And why was this debate between the American and the Navajos so stubborn and tedious?
When two shrewd men are each determined to drive the best bargain he can, and neither trusts the other, the diplomacy between a frontiersman and a redskin may be as lengthy as if it were between rival ambassadors of contending empires. In their secret hearts both Stephens and Mahletonkwa were anxious to come to an understanding, but each thought it politic to simulate comparative indifference, and not to give any advantage to his opponent by betraying undue eagerness.
Stephens demanded at the outset the immediate restoration of the captive to her father, safe and sound. Granted that, he was willing to promise fair compensation for the Navajo who had been slain, and amnesty for the subsequent outrage of carrying off the girl; and also he was ready in person to guarantee these terms. He could offer no less, much as he longed to see her abductors punished, because it was obvious that, as long as they were not secure from retaliation, they would prefer to keep possession of her to the last possible moment, and take their punishment fighting.
To this first demand Mahletonkwa signified his willingness to agree, but only on conditions. Stephens's offer was an amnesty and fair compensation. That was precisely what he wanted. Fair compensation, plus an amnesty. But the question arose, what was fair compensation? and here for a time they split. Stephens maintained that Don Nepomuceno's offer of a hundred and twenty-five dollars cash, was fair. Mahletonkwa would not hear of it. His dead brother was worth a great deal more than that. He had asked a thousand dollars for him, and a thousand dollars he intended to have. Apart from that he had no use for the captive.
"Pay the bill, and take the girl," that was the sum and substance of his argument; "and if her father won't pay, will you?"
Right here the American saw it was essential to make a stand. If he weakly yielded to this preposterous claim, Mahletonkwa would be sure to conclude that he was scared into acquiescence and could have no soldiers or Indian scouts in any force to back him up. That being so, most likely the Navajo would raise his terms, and ask perhaps double, treble, quadruple,—anything he pleased in short,—till the whole affair became a farce! No, Mahletonkwa's thousand-dollar demand was almost certainly a bluff. Then why shouldn't he try a bluff, too?
"I can't do it, Mahletonkwa," said he with an air of finality, but speaking more in sorrow than in anger, as one who sees good business slipping through his fingers. "I'd like to come to terms first-rate, but I can't meet you there. You're too stiff in your figures. It's not a deal."
He thought of the girl sitting there all alone in the cave, and his kindly heart longed to say, "What's a thousand dollars, more or less? Hang it all, here, take it! or rather, take my word for it, and let's be off home." But prudence whispered, No.
Mahletonkwa calmly repeated his demand. He, too, thought it wisest to play the part of the close-fisted trader, and show no hurry to make a bargain.

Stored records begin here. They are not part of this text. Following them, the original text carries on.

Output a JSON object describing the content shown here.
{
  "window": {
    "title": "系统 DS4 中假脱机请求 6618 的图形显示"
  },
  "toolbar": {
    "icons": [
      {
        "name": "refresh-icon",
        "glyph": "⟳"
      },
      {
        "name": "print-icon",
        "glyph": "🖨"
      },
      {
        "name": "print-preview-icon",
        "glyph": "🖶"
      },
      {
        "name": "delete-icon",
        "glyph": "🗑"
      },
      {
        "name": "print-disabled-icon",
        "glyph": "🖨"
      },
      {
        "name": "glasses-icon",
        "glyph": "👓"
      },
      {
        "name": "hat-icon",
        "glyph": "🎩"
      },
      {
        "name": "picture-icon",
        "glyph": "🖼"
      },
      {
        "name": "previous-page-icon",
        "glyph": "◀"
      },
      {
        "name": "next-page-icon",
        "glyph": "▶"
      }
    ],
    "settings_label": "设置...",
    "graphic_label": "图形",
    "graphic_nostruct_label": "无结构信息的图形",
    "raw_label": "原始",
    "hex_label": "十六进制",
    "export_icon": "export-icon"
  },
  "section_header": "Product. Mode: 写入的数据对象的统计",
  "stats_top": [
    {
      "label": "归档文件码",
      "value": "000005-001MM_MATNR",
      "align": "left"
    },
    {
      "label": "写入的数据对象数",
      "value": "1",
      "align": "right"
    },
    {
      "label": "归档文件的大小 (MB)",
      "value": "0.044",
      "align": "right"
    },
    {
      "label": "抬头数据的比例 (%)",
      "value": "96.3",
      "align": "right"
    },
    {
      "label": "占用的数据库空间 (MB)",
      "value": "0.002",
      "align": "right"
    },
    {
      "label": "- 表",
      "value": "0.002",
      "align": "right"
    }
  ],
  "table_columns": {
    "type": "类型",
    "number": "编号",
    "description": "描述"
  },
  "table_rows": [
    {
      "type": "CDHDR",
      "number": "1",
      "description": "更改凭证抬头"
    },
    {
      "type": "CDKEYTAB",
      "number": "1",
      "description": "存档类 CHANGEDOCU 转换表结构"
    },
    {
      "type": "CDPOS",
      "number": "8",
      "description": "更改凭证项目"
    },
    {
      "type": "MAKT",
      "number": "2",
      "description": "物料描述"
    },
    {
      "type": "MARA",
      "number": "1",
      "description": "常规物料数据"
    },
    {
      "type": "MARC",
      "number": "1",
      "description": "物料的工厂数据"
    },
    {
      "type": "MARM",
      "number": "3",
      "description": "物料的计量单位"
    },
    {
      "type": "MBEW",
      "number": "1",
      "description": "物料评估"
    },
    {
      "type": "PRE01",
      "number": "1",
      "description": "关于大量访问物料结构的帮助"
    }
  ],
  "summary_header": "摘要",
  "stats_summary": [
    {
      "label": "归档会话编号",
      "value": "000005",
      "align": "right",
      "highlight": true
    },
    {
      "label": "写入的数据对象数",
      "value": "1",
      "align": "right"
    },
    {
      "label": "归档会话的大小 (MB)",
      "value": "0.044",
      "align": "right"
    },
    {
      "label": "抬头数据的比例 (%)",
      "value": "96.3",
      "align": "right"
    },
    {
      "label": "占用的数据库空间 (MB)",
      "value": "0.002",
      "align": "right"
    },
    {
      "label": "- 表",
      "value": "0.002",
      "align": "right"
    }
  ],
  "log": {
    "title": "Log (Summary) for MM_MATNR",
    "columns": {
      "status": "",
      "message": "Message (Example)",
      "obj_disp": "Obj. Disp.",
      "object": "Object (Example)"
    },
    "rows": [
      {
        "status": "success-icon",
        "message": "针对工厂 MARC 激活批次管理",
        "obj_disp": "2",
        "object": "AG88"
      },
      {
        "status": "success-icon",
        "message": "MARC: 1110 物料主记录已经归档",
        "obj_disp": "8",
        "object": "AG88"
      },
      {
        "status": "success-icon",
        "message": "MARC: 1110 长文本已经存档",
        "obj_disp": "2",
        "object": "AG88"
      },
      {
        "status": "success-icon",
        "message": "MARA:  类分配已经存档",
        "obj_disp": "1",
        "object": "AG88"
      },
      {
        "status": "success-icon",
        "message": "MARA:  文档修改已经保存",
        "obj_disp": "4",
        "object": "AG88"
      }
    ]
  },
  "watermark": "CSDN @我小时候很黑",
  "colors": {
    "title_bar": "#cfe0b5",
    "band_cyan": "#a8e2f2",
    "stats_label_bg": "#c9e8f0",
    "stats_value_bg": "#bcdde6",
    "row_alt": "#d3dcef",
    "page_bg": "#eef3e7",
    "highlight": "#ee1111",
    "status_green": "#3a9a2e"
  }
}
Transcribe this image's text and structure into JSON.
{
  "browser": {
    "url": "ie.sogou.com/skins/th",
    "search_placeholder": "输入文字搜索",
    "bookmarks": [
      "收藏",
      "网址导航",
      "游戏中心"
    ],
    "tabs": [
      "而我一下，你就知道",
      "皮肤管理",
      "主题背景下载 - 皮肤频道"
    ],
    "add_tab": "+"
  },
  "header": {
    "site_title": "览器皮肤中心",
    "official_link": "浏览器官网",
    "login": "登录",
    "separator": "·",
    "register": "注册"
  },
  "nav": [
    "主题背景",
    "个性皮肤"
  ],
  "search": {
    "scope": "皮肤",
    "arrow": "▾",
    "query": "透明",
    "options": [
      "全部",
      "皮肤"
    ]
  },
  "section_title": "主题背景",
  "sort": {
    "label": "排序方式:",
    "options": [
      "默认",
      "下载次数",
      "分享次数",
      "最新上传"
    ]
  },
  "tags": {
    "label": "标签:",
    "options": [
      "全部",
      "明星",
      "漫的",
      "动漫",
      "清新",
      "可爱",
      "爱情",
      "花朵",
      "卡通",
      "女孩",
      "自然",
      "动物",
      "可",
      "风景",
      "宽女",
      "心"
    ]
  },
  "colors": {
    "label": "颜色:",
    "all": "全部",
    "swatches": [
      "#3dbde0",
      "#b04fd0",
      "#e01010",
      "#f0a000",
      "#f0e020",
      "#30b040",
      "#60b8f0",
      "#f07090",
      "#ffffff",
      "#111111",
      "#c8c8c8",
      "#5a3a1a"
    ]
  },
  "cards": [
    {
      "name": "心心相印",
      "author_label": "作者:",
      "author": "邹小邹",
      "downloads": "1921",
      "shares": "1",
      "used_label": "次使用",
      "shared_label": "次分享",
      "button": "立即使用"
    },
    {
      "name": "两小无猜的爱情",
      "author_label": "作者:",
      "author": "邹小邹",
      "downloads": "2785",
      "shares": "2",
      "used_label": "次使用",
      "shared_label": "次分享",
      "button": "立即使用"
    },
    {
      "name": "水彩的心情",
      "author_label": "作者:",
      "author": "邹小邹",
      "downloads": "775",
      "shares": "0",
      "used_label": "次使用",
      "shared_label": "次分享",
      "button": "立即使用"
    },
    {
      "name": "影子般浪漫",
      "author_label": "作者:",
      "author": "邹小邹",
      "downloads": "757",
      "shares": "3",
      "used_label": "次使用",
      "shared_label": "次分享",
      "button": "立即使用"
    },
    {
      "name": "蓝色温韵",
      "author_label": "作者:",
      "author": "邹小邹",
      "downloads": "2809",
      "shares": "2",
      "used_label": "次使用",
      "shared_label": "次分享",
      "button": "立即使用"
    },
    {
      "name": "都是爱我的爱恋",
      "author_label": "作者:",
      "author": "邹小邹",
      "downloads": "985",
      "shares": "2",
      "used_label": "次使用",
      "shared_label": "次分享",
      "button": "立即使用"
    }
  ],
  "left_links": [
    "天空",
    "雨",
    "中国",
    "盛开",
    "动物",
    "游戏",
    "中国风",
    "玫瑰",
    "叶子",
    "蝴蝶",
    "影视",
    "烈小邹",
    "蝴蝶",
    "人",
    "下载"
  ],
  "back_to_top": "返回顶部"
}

"Well, look here then, Mahletonkwa and Navajos all," said the American, appealing directly to the cupidity of the followers as well as of the chief. "It's a big thing I've offered you on my own hook already in this matter of the amnesty. It's a big thing for me to say I'll stand between you and Uncle Sam" (he did not say Uncle Sam, but the Great Father at Washington); "but I stick by that, and I'll do it. And I've offered you payment for the dead man, same as Don Nepomuceno, a hundred and twenty-five dollars; and you say it aint enough. Now, I can't meet you the whole way, but I'll raise my offer a bit, and you can take it or leave it. It's my last word." He rose to the level of the part he was playing, and threw himself into it with all the sincerity he was master of. "You see that rifle"—he pointed to the long, heavy, muzzle-loading hunter's rifle that lay beside Mahletonkwa's right knee—"well, I'll give you the weight of that rifle in silver dollars. Me, looking as I do, I'll see that you get them. There's my word upon it. This is my personal offer to compensate you for your dead brother. You shall have silver dollars enough to weigh down that rifle on the scales. I don't know how many that'll take, but it's bound to be a right big pile. Now understand me, you chaps, we'll take a balance, a fair and square balance, and put the rifle in one scale and pour silver dollars into the other till the rifle kicks the beam. Sabe?"